Question: We want to purchase a home for $295,000. We spoke with a loan officer about financing with an FHA mortgage and found out we qualify. However, to get FHA financing we need to pay both an upfront-mortgage insurance premium and an annual mortgage insurance premium. This is a lot of money. Is there a way to cut out the insurance and use that money to reduce the mortgage?
Answer: If you purchase a home for $295,000 and finance with an FHA mortgage at 4.25 percent your costs will look roughly like this:
- The home costs $295,000
- The 3.5 percent down payment will be $10,325
- The base loan amount will be: $284,675
- The FHA has a 1.75 percent upfront mortgage insurance premium at this time, which here amounts to $4,982.
- Instead of paying the upfront premium in cash at closing you add $4,982 to the mortgage debt. There is now $289,657 to finance.
- The monthly payment for principal and interest is $1,425.
- The FHA also has an annual mortgage insurance premium equal to .85 percent of the outstanding mortgage debt. The monthly cost is $202.
- The cost for the FHA loan is $1,627 per month for principal, interest and mortgage insurance.
If you add up the insurance costs over five years, you have $4,982 up front plus an additional $12,120 ($202 x 60 months) over the life of the loan for a total of $17,102.
So yes, that’s a lot of money.
As an alternative, you might want to look into piggyback financing. Piggyback financing uses two loans, a first mortgage equal to 80 percent of the purchase price and a second loan equal to 5 percent, 10 percent, or 15 percent of the purchase price.
In other words, you can buy with as little as 5 percent down.
Let’s say that you have 80 percent financing at 4.25 percent and a 15-year second loan at 5 percent. Now the numbers look like this:
- The purchase price of the property is $295,000.
- You put down 5 percent or $14,750.
- The first loan is equal to $236,000. The monthly payment for principal and interest at 4.25 percent over 30 years is $1,160.98.
- The second loan is for $44,250. At 5 percent over 15 years the monthly cost is $349.93.
- The total monthly cost is $1,511.
Things To Consider
In the scenario above, the home buyer saves about $116 a month and pays nothing for insurance.

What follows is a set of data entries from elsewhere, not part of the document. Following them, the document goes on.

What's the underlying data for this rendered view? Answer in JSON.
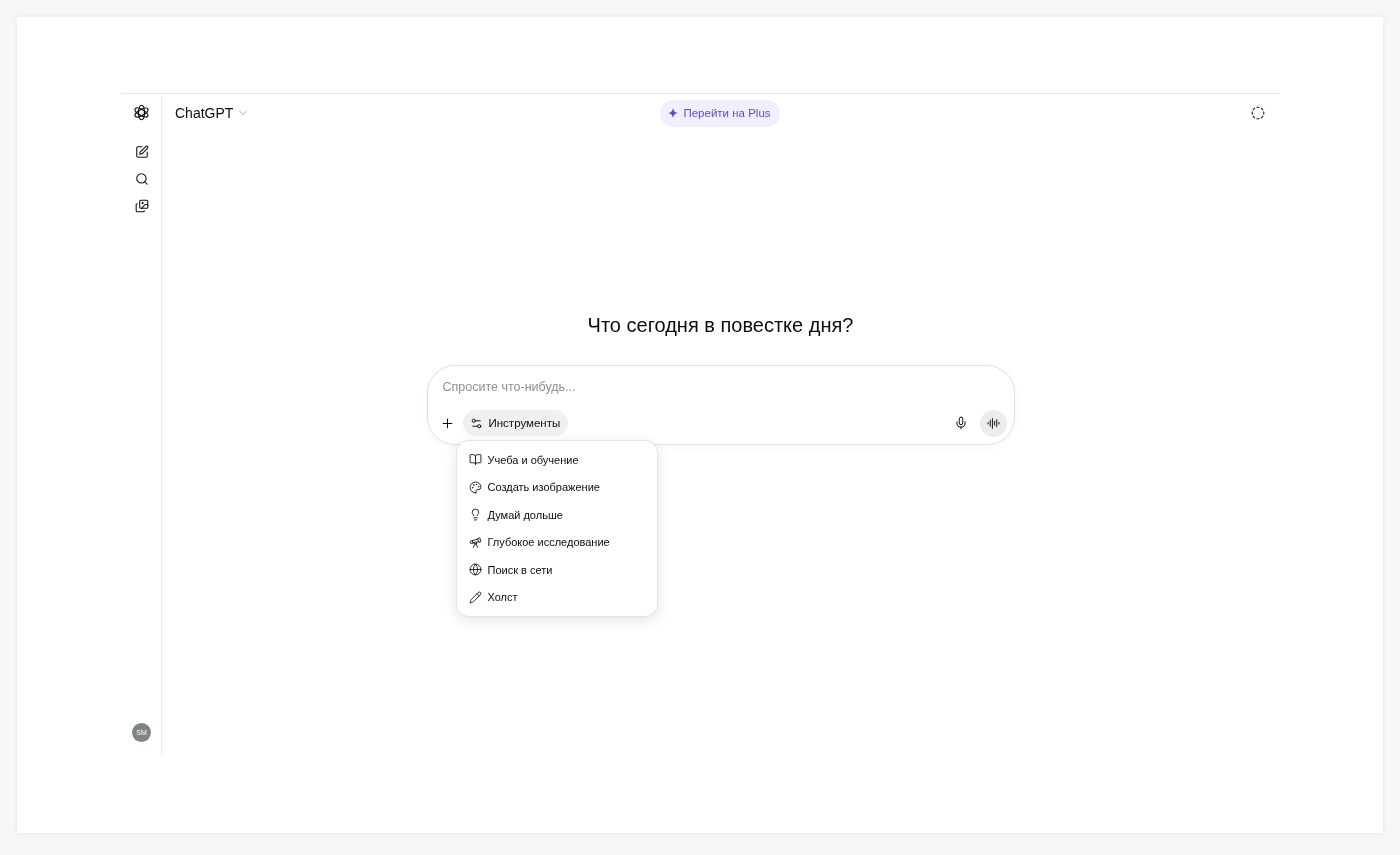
{
  "sidebar": {
    "avatar": {
      "initials": "SM"
    }
  },
  "header": {
    "title": "ChatGPT",
    "upgrade_button": "Перейти на Plus"
  },
  "heading": "Что сегодня в повестке дня?",
  "composer": {
    "placeholder": "Спросите что-нибудь...",
    "tools_button": {
      "label": "Инструменты",
      "expanded": true
    }
  },
  "tools_menu": {
    "items": [
      "Учеба и обучение",
      "Создать изображение",
      "Думай дольше",
      "Глубокое исследование",
      "Поиск в сети",
      "Холст"
    ]
  }
}
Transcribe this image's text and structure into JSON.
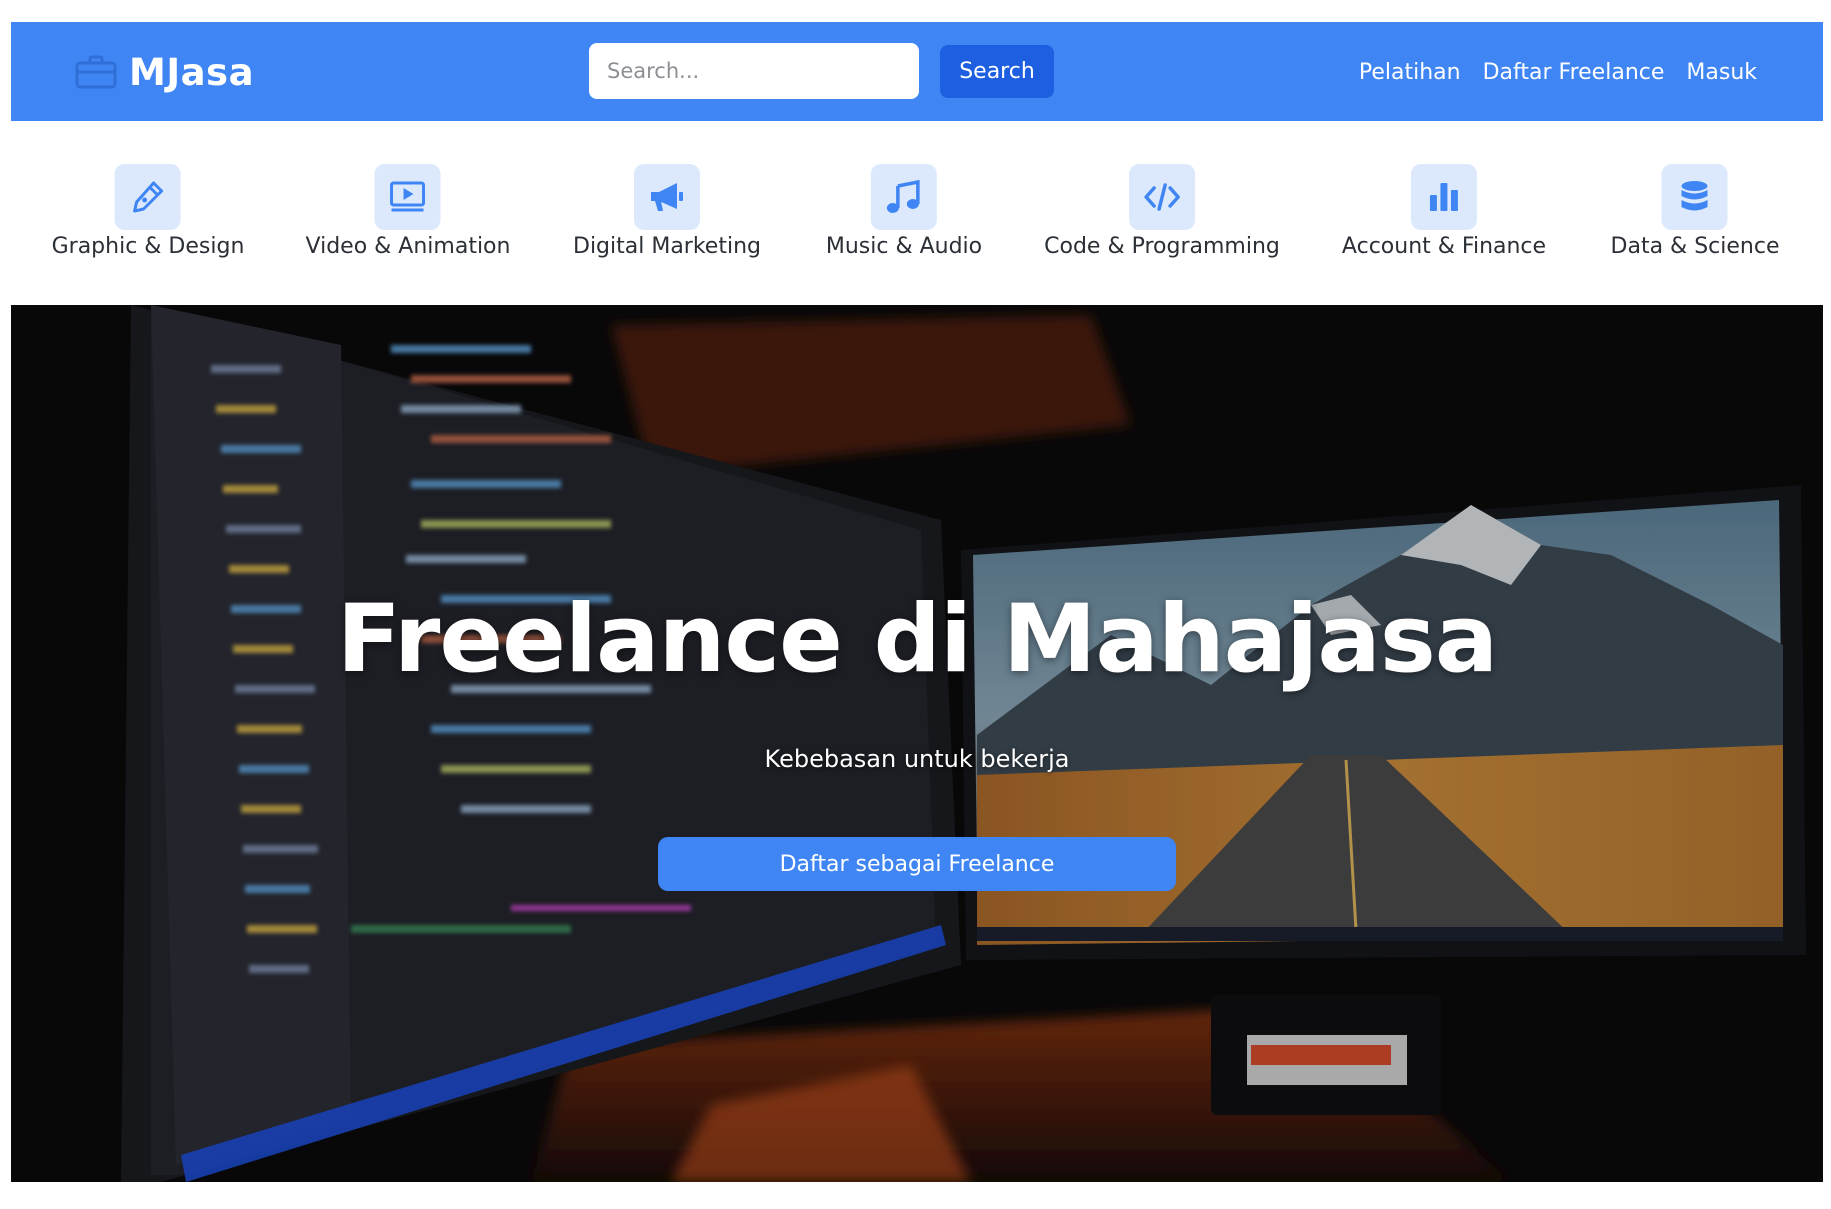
{
  "brand": {
    "name": "MJasa",
    "icon": "briefcase-icon"
  },
  "search": {
    "placeholder": "Search...",
    "value": "",
    "button_label": "Search"
  },
  "nav": {
    "links": [
      {
        "label": "Pelatihan"
      },
      {
        "label": "Daftar Freelance"
      },
      {
        "label": "Masuk"
      }
    ]
  },
  "categories": [
    {
      "label": "Graphic & Design",
      "icon": "pen-icon"
    },
    {
      "label": "Video & Animation",
      "icon": "video-icon"
    },
    {
      "label": "Digital Marketing",
      "icon": "megaphone-icon"
    },
    {
      "label": "Music & Audio",
      "icon": "music-note-icon"
    },
    {
      "label": "Code & Programming",
      "icon": "code-icon"
    },
    {
      "label": "Account & Finance",
      "icon": "bar-chart-icon"
    },
    {
      "label": "Data & Science",
      "icon": "database-icon"
    }
  ],
  "hero": {
    "title": "Freelance di Mahajasa",
    "subtitle": "Kebebasan untuk bekerja",
    "cta_label": "Daftar sebagai Freelance"
  },
  "colors": {
    "primary": "#3f86f4",
    "primary_dark": "#1d5fe0",
    "icon_bg": "#dce9fd",
    "text": "#2b2f36"
  }
}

After five years, the FHA borrower owes $263,031 while the piggyback loans have a combined remaining balance of $247,297.
The FHA borrower had a $10,325 downpayment versus $14,750, a difference of $4,425. Notice that the $4,425 is not an interest cost, but a direct reduction of the amount owed.
In this example, the piggyback home buyer is ahead by $18,269 ($15,734 in the form of a smaller loan balance minus $4,425 in the form of a bigger down payment = $11,309 as well as $116 saved each month x 60 months = $6,960. In total, $11,309 plus $6,960 = $18,269).
The piggyback example constructed here is purposely conservative. Both loans are fixed-rate and self-amortizing, so there will never be a balloon payment.
After 15 years – if the financing is kept in place that long – the entire second loan will be repaid, thus cutting the home buyer’s monthly payments.
It’s possible to do piggyback loans differently. For instance, a home buyer might get a 10-year second note with payments scheduled on a 30-year basis. That will create a much lower monthly cost for the note but will also leave a balloon payment, something which represents a risk of not having the cash or credit to pay off the final payment.
As an example, imagine that you have a $30,000 second loan at five percent. If the monthly payments are calculated over a 30-year period, the cost each month for principal and interest will be $161.05.
If the loan is only outstanding 10 years the, balloon payment will be $24,402.
Piggyback loans can be a money saver for qualified home buyers, one with little upside risk if correctly structured. For specifics, speak with loan officers regarding piggyback loan options and ask them to run the numbers.